“Where are the cupcakes?”
It’s a simple enough query and appropriate in certain situations, many populated with donkeys needing tails and ponies needing riders, but one rarely posed to D.I.Y. diehards moments after the cessation of a screeching sweat-soaked show. Frequently facing the ill-timed confection question, along with an endless stream of musical and wardrobe suggestions, is the workaday reality of The Coathangers, Atlanta’s rambunctious party punk quartet.
“When we first started playing shows, we started the confetti and the balloons and the face paint because we couldn’t necessarily rely on our killer performance,” says keyboard player Candace Jones. The initial buzz focused on their antics and appearances and they were somewhat understandably tagged as a novelty act. Their salacious early tunes cemented that reputation in the minds of many.
Their early shows were loose affairs of perpetual instrument swapping amid a confrontational blur of confetti, baked goods, and general goofiness. Now, four years later, the band, Jones along with Julia Kugel (guitar), Stephanie Luke (drums) and Meredith Franco (bass), have distanced themselves from their earlier tactics while remaining tethered to their original intention of manufacturing inclusive mischief, actualizing amusement for artist and audience alike. Says Luke, “We might not be bringing the cookies but we’re still bringing the party.”
The members of The Coathangers have only ever been Coathangers; this is their first and only band. In 2006, they decided to start a band while making the 10-hour crawl from Washington, D.C back to Atlanta after attending a political rally. That none of them had any previous musical experience and the fact that they had to acquire and learn their instruments were marginal inconveniences.
“In band years, we should have been retiring. When most people are giving up and going to college is when we started,” says Luke.
The band was quickly equipped after a few pawnshop plunders and a Code of Hammurabi-approved exchange in which Luke purloined a drum set from a fellow who had recently stolen her bike. They set about making a racket immediately, forcing themselves to play shows while their sound was still taking shape, feeding off the energy of the exploding Atlanta scene that was propelling other bands to international acclaim. Their enthusiasm and willingness to lay it all out on the line was an authentic extension of the group’s existing bonds.
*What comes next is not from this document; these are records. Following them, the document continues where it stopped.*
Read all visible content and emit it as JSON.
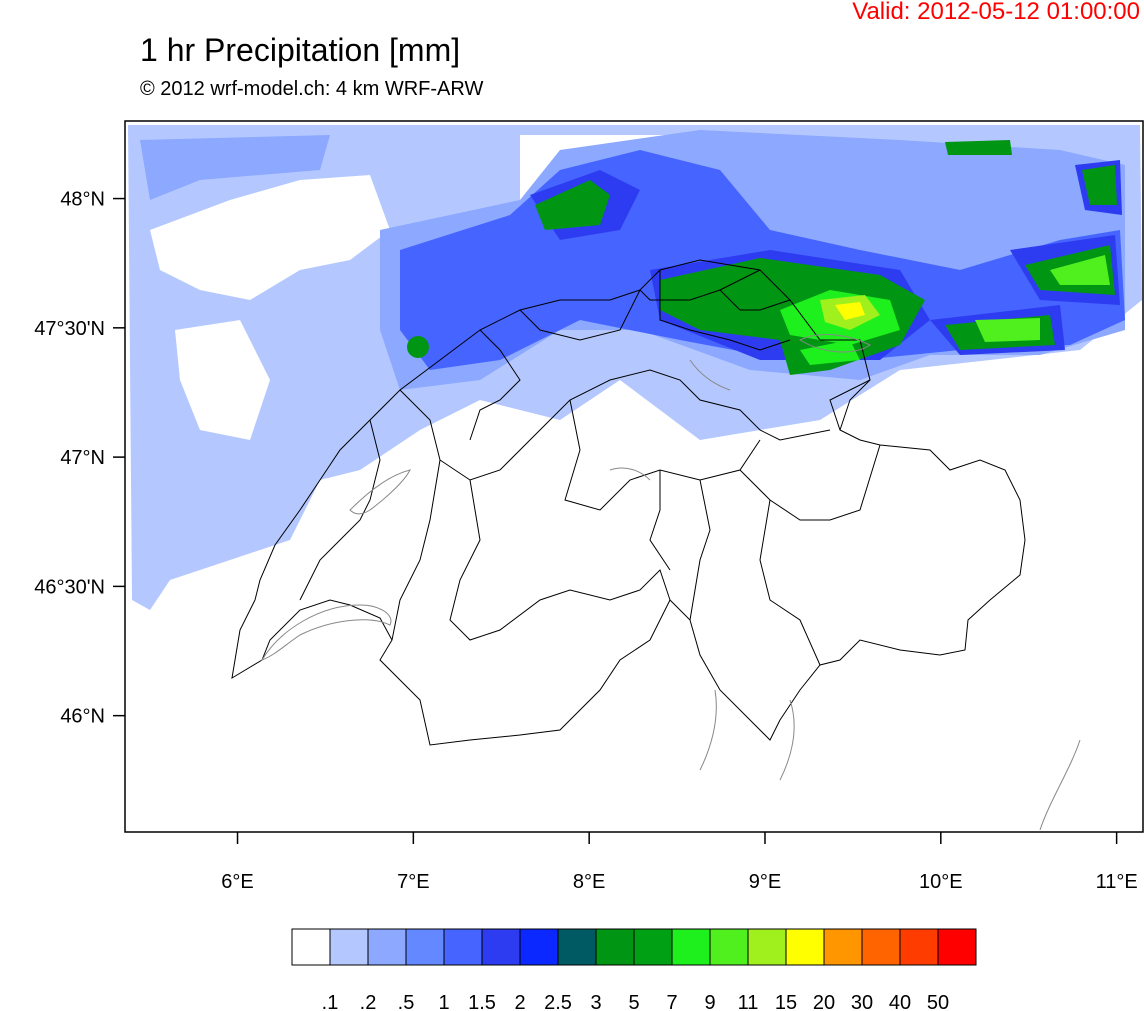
{
  "header": {
    "valid": "Valid: 2012-05-12 01:00:00",
    "title": "1 hr Precipitation [mm]",
    "subtitle": "© 2012 wrf-model.ch: 4 km WRF-ARW"
  },
  "axes": {
    "lat_labels": [
      {
        "lat": 48.0,
        "label": "48°N"
      },
      {
        "lat": 47.5,
        "label": "47°30'N"
      },
      {
        "lat": 47.0,
        "label": "47°N"
      },
      {
        "lat": 46.5,
        "label": "46°30'N"
      },
      {
        "lat": 46.0,
        "label": "46°N"
      }
    ],
    "lon_labels": [
      {
        "lon": 6,
        "label": "6°E"
      },
      {
        "lon": 7,
        "label": "7°E"
      },
      {
        "lon": 8,
        "label": "8°E"
      },
      {
        "lon": 9,
        "label": "9°E"
      },
      {
        "lon": 10,
        "label": "10°E"
      },
      {
        "lon": 11,
        "label": "11°E"
      }
    ],
    "lon_range": [
      5.36,
      11.15
    ],
    "lat_range": [
      45.55,
      48.3
    ]
  },
  "colorbar": {
    "colors": [
      "#ffffff",
      "#b4c8ff",
      "#8ca8ff",
      "#6488ff",
      "#4664ff",
      "#2d3cf0",
      "#0a28ff",
      "#005a64",
      "#009614",
      "#00a014",
      "#1ef01e",
      "#50f01e",
      "#a0f01e",
      "#ffff00",
      "#ff9600",
      "#ff6400",
      "#ff3c00",
      "#ff0000"
    ],
    "labels": [
      ".1",
      ".2",
      ".5",
      "1",
      "1.5",
      "2",
      "2.5",
      "3",
      "5",
      "7",
      "9",
      "11",
      "15",
      "20",
      "30",
      "40",
      "50"
    ]
  },
  "precip_colors": {
    "light": "#b4c8ff",
    "medium": "#8ca8ff",
    "moderate": "#6488ff",
    "strong": "#2d3cf0",
    "deep_green": "#009614",
    "green": "#1ef01e",
    "lime": "#a0f01e",
    "yellow": "#ffff00"
  }
}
Reflecting on their inexperience, Jones says, “It ended up working for us. A lot of people have been in bands since they were 15 so they’re jaded; we’re wide eyed and fresh and completely green at this being a profession.”
In addition to rigorous touring (America all the time, Mexico and Canada whenever possible), a unique origin and outlook has helped The Coathangers reach their current position. Their sound has matured from a barrage of post-riot-grrl squawks to something more coherent that playfully incorporates elements of lo-fi garage, syncopated vocal chants, and New Wave-inspired keyboard parts.
They have released two full lengths and are currently in the process of writing a third, their second for Suicide Squeeze. “This is our real record,” says Luke; “we’re doing pre-production and really taking our time.”
Inspired by the focus and meticulousness of many of their former tour mates, the band is in a much more self-aware and constructively critical mode. Says Jones, “We don’t want to rush. We’ve evolved since the last record.”
They have evolved in their technical abilities, a well as in other ways unique to a unit that was a group before it was a band. The instrument swapping has lessened in their current incarnation, but the reasoning behind it and lessons learned from it play a large role in how they interact with each other and how they process writing and performing. Themes of respect and empathy often come up. “It’s good to know how people feel when they’re playing, how they actually physically feel. When everyone experiences that, it helps keep us a democracy,” says Luke.
All four share vocal and songwriting duties, furthering the deviation from typical internal band mechanics. The goal of the songwriting is often to amuse each other and challenge each other in a process that’s not competitive, but collaborative. Humor still plays a key role, but it’s more of a means to an end at this point, a method rather than the goal, as they tackle new musical challenges. “We might not say it in a serious way, but it is serious to us,” says Luke.
Along with a tour centered around shows in Austin, the group has a remix 7” featuring Dan Deacon and Judi Chicago slated for release this year. After a spring run with the Thermals, they will hunker down and ratchet up the intensity on writing and preparing for the studio, continuing their evolution.
Says Luke, “The goal is to write a really epic record that we really love.” If past endeavors are any indication, The Coathangers will have no problem epically slaying it on this one.